Ele estava sentado em sua poltrona confortável. A poltrona era muito confortável. Ele se sentia muito confortável. Sempre se sentiu assim, apesar de não se lembrar do que, no caso, seria sempre. No braço da poltrona confortável, um lápis, ordinário, largado lá como se alguém o tivesse perdido ou até deixado lá de propósito por seu estado miserável e pouco valor.

Sentado em sua confortável poltrona, ele olhava a sua frente, um parede branca, muito branca, muito confortável de se ver, simples, bonita até e, em sua pureza branca, parecia ser perfeita, parecia ser indefectível.

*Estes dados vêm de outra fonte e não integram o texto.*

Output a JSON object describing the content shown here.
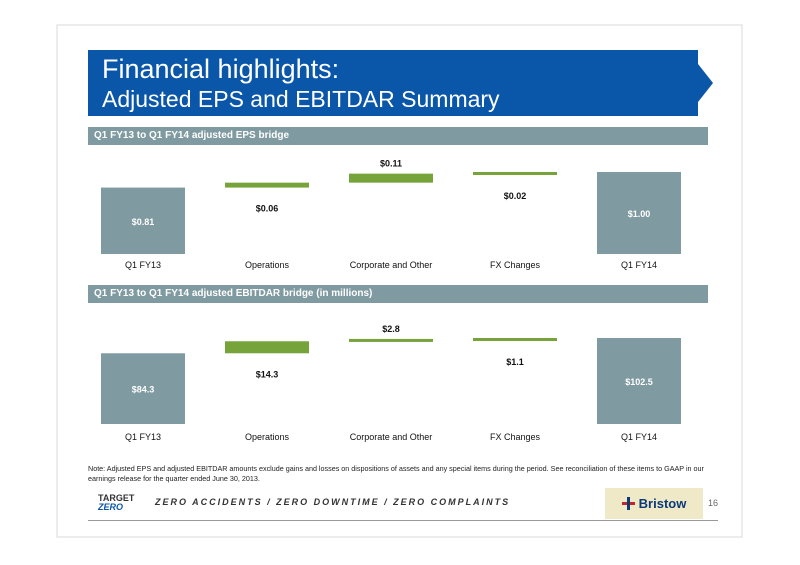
{
  "title": {
    "line1": "Financial highlights:",
    "line2": "Adjusted EPS and EBITDAR Summary"
  },
  "section1": {
    "header": "Q1 FY13 to Q1 FY14 adjusted EPS bridge"
  },
  "section2": {
    "header": "Q1 FY13 to Q1 FY14 adjusted EBITDAR bridge (in millions)"
  },
  "chart_data": [
    {
      "type": "bar",
      "subtype": "waterfall",
      "title": "Q1 FY13 to Q1 FY14 adjusted EPS bridge",
      "categories": [
        "Q1 FY13",
        "Operations",
        "Corporate and Other",
        "FX Changes",
        "Q1 FY14"
      ],
      "values": [
        0.81,
        0.06,
        0.11,
        0.02,
        1.0
      ],
      "labels": [
        "$0.81",
        "$0.06",
        "$0.11",
        "$0.02",
        "$1.00"
      ],
      "bar_kind": [
        "total",
        "increase",
        "increase",
        "increase",
        "total"
      ],
      "colors": {
        "total": "#7f9aa0",
        "increase": "#76a33a"
      }
    },
    {
      "type": "bar",
      "subtype": "waterfall",
      "title": "Q1 FY13 to Q1 FY14 adjusted EBITDAR bridge (in millions)",
      "categories": [
        "Q1 FY13",
        "Operations",
        "Corporate and Other",
        "FX Changes",
        "Q1 FY14"
      ],
      "values": [
        84.3,
        14.3,
        2.8,
        1.1,
        102.5
      ],
      "labels": [
        "$84.3",
        "$14.3",
        "$2.8",
        "$1.1",
        "$102.5"
      ],
      "bar_kind": [
        "total",
        "increase",
        "increase",
        "increase",
        "total"
      ],
      "colors": {
        "total": "#7f9aa0",
        "increase": "#76a33a"
      }
    }
  ],
  "note": "Note: Adjusted EPS and adjusted EBITDAR amounts exclude gains and losses on dispositions of assets and any special items during the period. See reconciliation of these items to GAAP in our earnings release for the quarter ended June 30, 2013.",
  "footer": {
    "target_label": "TARGET",
    "zero_label": "ZERO",
    "tagline": "ZERO ACCIDENTS / ZERO DOWNTIME / ZERO COMPLAINTS",
    "brand": "Bristow",
    "page_number": "16"
  }
}
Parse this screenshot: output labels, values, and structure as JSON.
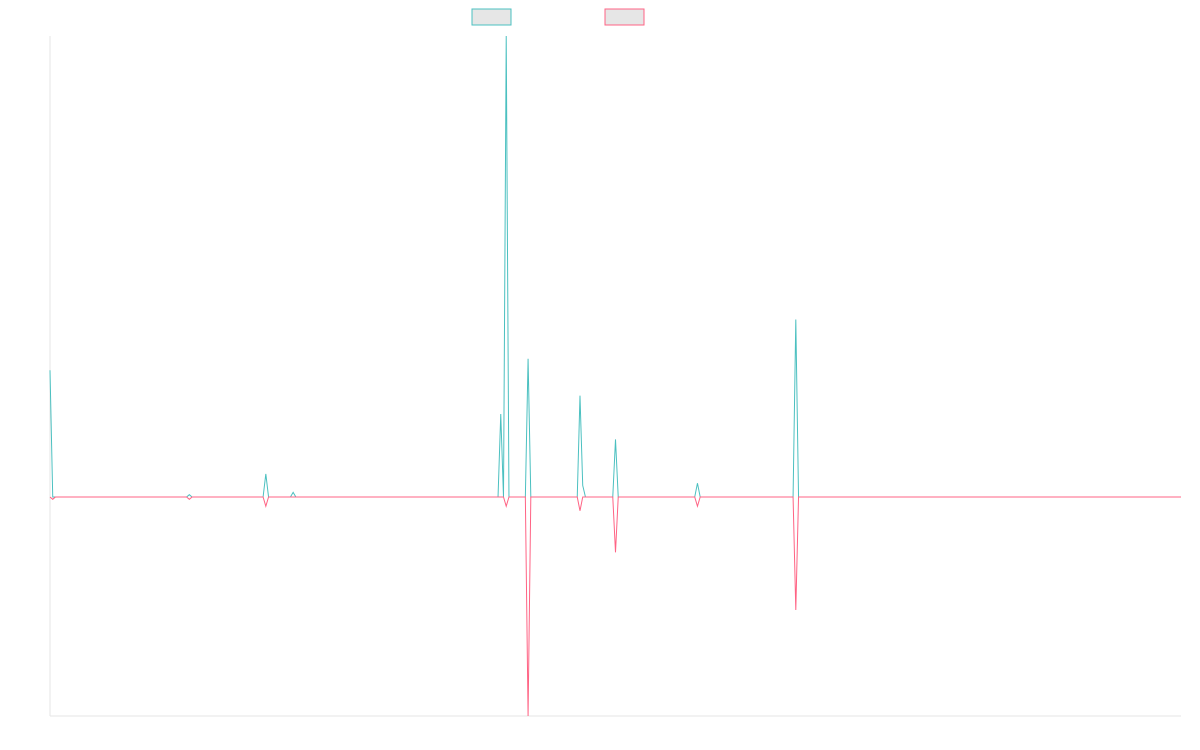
{
  "chart_data": {
    "type": "line",
    "title": "",
    "xlabel": "",
    "ylabel": "",
    "grid": false,
    "legend_placement": "top-center",
    "ylim": [
      -100,
      100
    ],
    "x": [
      0,
      1,
      2,
      3,
      4,
      5,
      6,
      7,
      8,
      9,
      10,
      11,
      12,
      13,
      14,
      15,
      16,
      17,
      18,
      19,
      20,
      21,
      22,
      23,
      24,
      25,
      26,
      27,
      28,
      29,
      30,
      31,
      32,
      33,
      34,
      35,
      36,
      37,
      38,
      39,
      40,
      41,
      42,
      43,
      44,
      45,
      46,
      47,
      48,
      49,
      50,
      51,
      52,
      53,
      54,
      55,
      56,
      57,
      58,
      59,
      60,
      61,
      62,
      63,
      64,
      65,
      66,
      67,
      68,
      69,
      70,
      71,
      72,
      73,
      74,
      75,
      76,
      77,
      78,
      79,
      80,
      81,
      82,
      83,
      84,
      85,
      86,
      87,
      88,
      89,
      90,
      91,
      92,
      93,
      94,
      95,
      96,
      97,
      98,
      99,
      100,
      101,
      102,
      103,
      104,
      105,
      106,
      107,
      108,
      109,
      110,
      111,
      112,
      113,
      114,
      115,
      116,
      117,
      118,
      119,
      120,
      121,
      122,
      123,
      124,
      125,
      126,
      127,
      128,
      129,
      130,
      131,
      132,
      133,
      134,
      135,
      136,
      137,
      138,
      139,
      140,
      141,
      142,
      143,
      144,
      145,
      146,
      147,
      148,
      149,
      150,
      151,
      152,
      153,
      154,
      155,
      156,
      157,
      158,
      159,
      160,
      161,
      162,
      163,
      164,
      165,
      166,
      167,
      168,
      169,
      170,
      171,
      172,
      173,
      174,
      175,
      176,
      177,
      178,
      179,
      180,
      181,
      182,
      183,
      184,
      185,
      186,
      187,
      188,
      189,
      190,
      191,
      192,
      193,
      194,
      195,
      196,
      197,
      198,
      199,
      200,
      201,
      202,
      203,
      204,
      205,
      206,
      207,
      208,
      209,
      210,
      211,
      212,
      213,
      214,
      215,
      216,
      217,
      218,
      219,
      220,
      221,
      222,
      223,
      224,
      225,
      226,
      227,
      228,
      229,
      230,
      231,
      232,
      233,
      234,
      235,
      236,
      237,
      238,
      239,
      240,
      241,
      242,
      243,
      244,
      245,
      246,
      247,
      248,
      249,
      250,
      251,
      252,
      253,
      254,
      255,
      256,
      257,
      258,
      259,
      260,
      261,
      262,
      263,
      264,
      265,
      266,
      267,
      268,
      269,
      270,
      271,
      272,
      273,
      274,
      275,
      276,
      277,
      278,
      279,
      280,
      281,
      282,
      283,
      284,
      285,
      286,
      287,
      288,
      289,
      290,
      291,
      292,
      293,
      294,
      295,
      296,
      297,
      298,
      299,
      300,
      301,
      302,
      303,
      304,
      305,
      306,
      307,
      308,
      309,
      310,
      311,
      312,
      313,
      314,
      315,
      316,
      317,
      318,
      319,
      320,
      321,
      322,
      323,
      324,
      325,
      326,
      327,
      328,
      329,
      330,
      331,
      332,
      333,
      334,
      335,
      336,
      337,
      338,
      339,
      340,
      341,
      342,
      343,
      344,
      345,
      346,
      347,
      348,
      349,
      350,
      351,
      352,
      353,
      354,
      355,
      356,
      357,
      358,
      359,
      360,
      361,
      362,
      363,
      364,
      365,
      366,
      367,
      368,
      369,
      370,
      371,
      372,
      373,
      374,
      375,
      376,
      377,
      378,
      379,
      380,
      381,
      382,
      383,
      384,
      385,
      386,
      387,
      388,
      389,
      390,
      391,
      392,
      393,
      394,
      395,
      396,
      397,
      398,
      399,
      400,
      401,
      402,
      403,
      404,
      405,
      406,
      407,
      408,
      409,
      410,
      411,
      412,
      413,
      414
    ],
    "series": [
      {
        "color": "#4bc0c0",
        "spikes": [
          [
            0,
            55
          ],
          [
            1,
            0
          ],
          [
            51,
            1
          ],
          [
            79,
            10
          ],
          [
            89,
            2
          ],
          [
            165,
            36
          ],
          [
            167,
            200
          ],
          [
            175,
            60
          ],
          [
            194,
            44
          ],
          [
            195,
            5
          ],
          [
            207,
            25
          ],
          [
            237,
            6
          ],
          [
            273,
            77
          ]
        ]
      },
      {
        "color": "#ff6384",
        "spikes": [
          [
            0,
            0
          ],
          [
            1,
            -1
          ],
          [
            51,
            -1
          ],
          [
            79,
            -4
          ],
          [
            165,
            0
          ],
          [
            167,
            -4
          ],
          [
            175,
            -95
          ],
          [
            194,
            -6
          ],
          [
            207,
            -24
          ],
          [
            237,
            -4
          ],
          [
            273,
            -49
          ]
        ]
      }
    ],
    "ylim_display": [
      -95,
      200
    ]
  }
}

Ele olhava a parede branca e em sua mente também tudo estava branco, como sempre. Os mesmos pensamentos, os mesmos sentimentos, o mesmo branco, a mesma parede branca.

Olhou para o lápis, olhou para a parede e de repente algo não fazia sentido. Ele se remexeu em sua poltrona confortável, não sabia ao certo o que era. Um calor, um frio, um aperto um sentimento perdido. Ele não sabia o que era. Remexeu-se novamente. Aquele lápis.

Não se sentia tão confortável em sua poltrona superconfortável. Olhou a parede branca e também ela não lhe parecia mais tão confortável. Era inconcebível o que sentia e pensava. Ele queria se levantar.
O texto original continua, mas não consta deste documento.